The state House and Senate each approved legislation Tuesday to create the Strategic Outreach and Attraction Reserve Fund in the Michigan Department of Labor and Economic Opportunity. Money in the SOAR Fund could only move to two other new funds — the Michigan Strategic Site Readiness Fund and the Critical Industry Fund — with the approval of lawmakers, giving them influence over the decisions.

The site readiness fund would be charged with spending money on activities related to "strategic sites" and "mega-strategic sites." The other fund, the Critical Industry Fund, would be focused on providing investments to "qualified businesses for deal-closing, gap financing or other economic assistance to create new qualified jobs or make capital investments."

There have been critics of the plan on both sides of the aisle, including state Sen. Tom Barrett, R-Charlotte. Talent, infrastructure, regulatory and tax environment and energy costs were aspects of potential development sites that companies valued more than financial incentives, Barrett said.

The $1 billion could fix a lot of infrastructure in the state, he said.

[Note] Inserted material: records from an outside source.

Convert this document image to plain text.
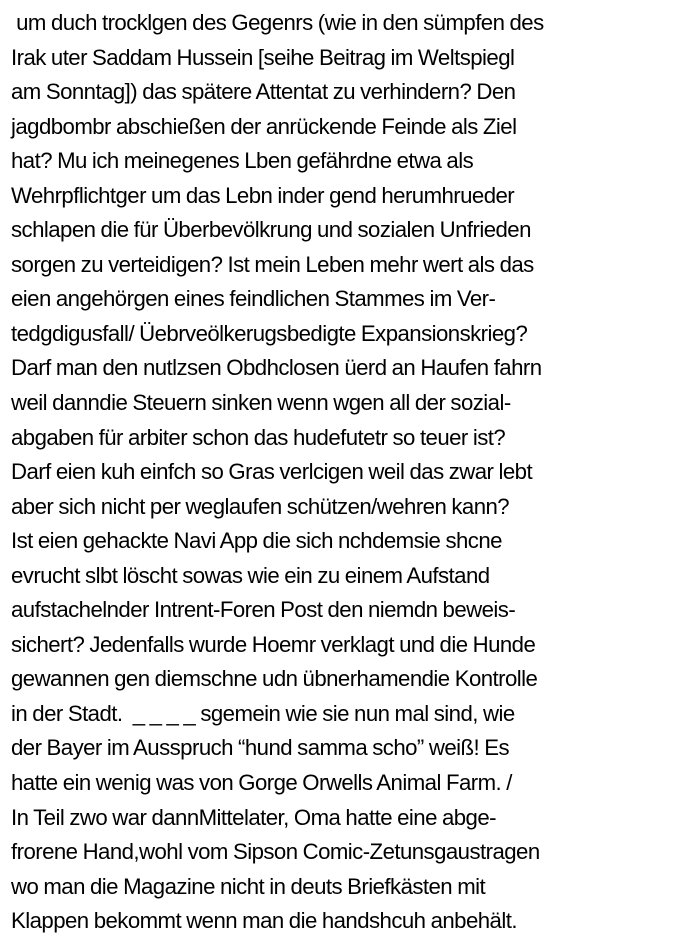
um duch trocklgen des Gegenrs (wie in den sümpfen des
Irak uter Saddam Hussein [seihe Beitrag im Weltspiegl
am Sonntag]) das spätere Attentat zu verhindern? Den
jagdbombr abschießen der anrückende Feinde als Ziel
hat? Mu ich meinegenes Lben gefährdne etwa als
Wehrpflichtger um das Lebn inder gend herumhrueder
schlapen die für Überbevölkrung und sozialen Unfrieden
sorgen zu verteidigen? Ist mein Leben mehr wert als das
eien angehörgen eines feindlichen Stammes im Ver-
tedgdigusfall/ Üebrveölkerugsbedigte Expansionskrieg?
Darf man den nutlzsen Obdhclosen üerd an Haufen fahrn
weil danndie Steuern sinken wenn wgen all der sozial-
abgaben für arbiter schon das hudefutetr so teuer ist?
Darf eien kuh einfch so Gras verlcigen weil das zwar lebt
aber sich nicht per weglaufen schützen/wehren kann?
Ist eien gehackte Navi App die sich nchdemsie shcne
evrucht slbt löscht sowas wie ein zu einem Aufstand
aufstachelnder Intrent-Foren Post den niemdn beweis-
sichert? Jedenfalls wurde Hoemr verklagt und die Hunde
gewannen gen diemschne udn übnerhamendie Kontrolle
in der Stadt.  _ _ _ _ sgemein wie sie nun mal sind, wie
der Bayer im Ausspruch “hund samma scho” weiß! Es
hatte ein wenig was von Gorge Orwells Animal Farm. /
In Teil zwo war dannMittelater, Oma hatte eine abge-
frorene Hand,wohl vom Sipson Comic-Zetunsgaustragen
wo man die Magazine nicht in deuts Briefkästen mit
Klappen bekommt wenn man die handshcuh anbehält.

"You can't spend those same dollars twice," Barrett said.

Amid the discussions about how to attract large developments, the Legislature also approved a bill that would increase the small taxpayer exemption to the state's personal property tax. Under it, entities with less than $180,000 in industrial personal property and commercial personal property would be able to qualify for the exemption. The current cap is $80,000.

"We wanted to send a message to our small and medium-sized businesses that they are indeed important to us as well," Horn said.

The proposal, which passed the Senate 21-15, would have a "likely significant" financial impact on local units of government, according to an analysis by the Senate Fiscal Agency. Sen. Jeremy Moss, D-Southfield, was among the opponents.

"By further repealing the personal property tax without a long-term replacement, the majority in the Legislature continues to threaten the sustainability of our local governments to provide for the essential services back home that we all depend upon," Moss said.

The spending bill advanced out of conference committee also featured $75 million for a local community stabilization fund to offset reductions because of the change.

But Judy Allen, director of government relations for the Michigan Townships Association, said the tax exemption change would directly affect the ability of local governments to provide essential public services and infrastructure.

For the $409 million in business relief, the program would be funded with federal dollars and would provide grants to businesses that have realized a significant financial hardship because of COVID-19. Financial hardship would be defined as a decline in total sales, but the aid available would be capped based on property taxes or based on certain fees and taxes.

Eligible businesses would include entertainment venues, exercise facilities, restaurants, barber shops, cosmetology shops and hotels. Overall, grants to businesses cannot exceed $5 million.

Justin Winslow, president and CEO of the Michigan Restaurant & Lodging Association, touted the program.

"The COVID-19 pandemic inflicted unprecedented destruction on restaurant and hotel operators across the state, with thousands closing their doors forever," Winslow said. "For those that remain, erratic supply chains, crippling inflation and a persistent virus continue to complicate their day-to-day operations. 

"This funding will help many keep their doors open by allowing them to pay down debt and to subsidize their operations until more consistent business conditions emerge."

Along with the economic development package, the Legislature was also weighing Tuesday night an $841 million supplemental spending plan to allocate federal relief dollars to combat the COVID-19 pandemic.

The bill included $150 million for testing in schools and $140 million in emergency rental assistance. Whitmer described it as a "big step forward in finding common ground and agreement."



Staff Writer Kalea Hall contributed.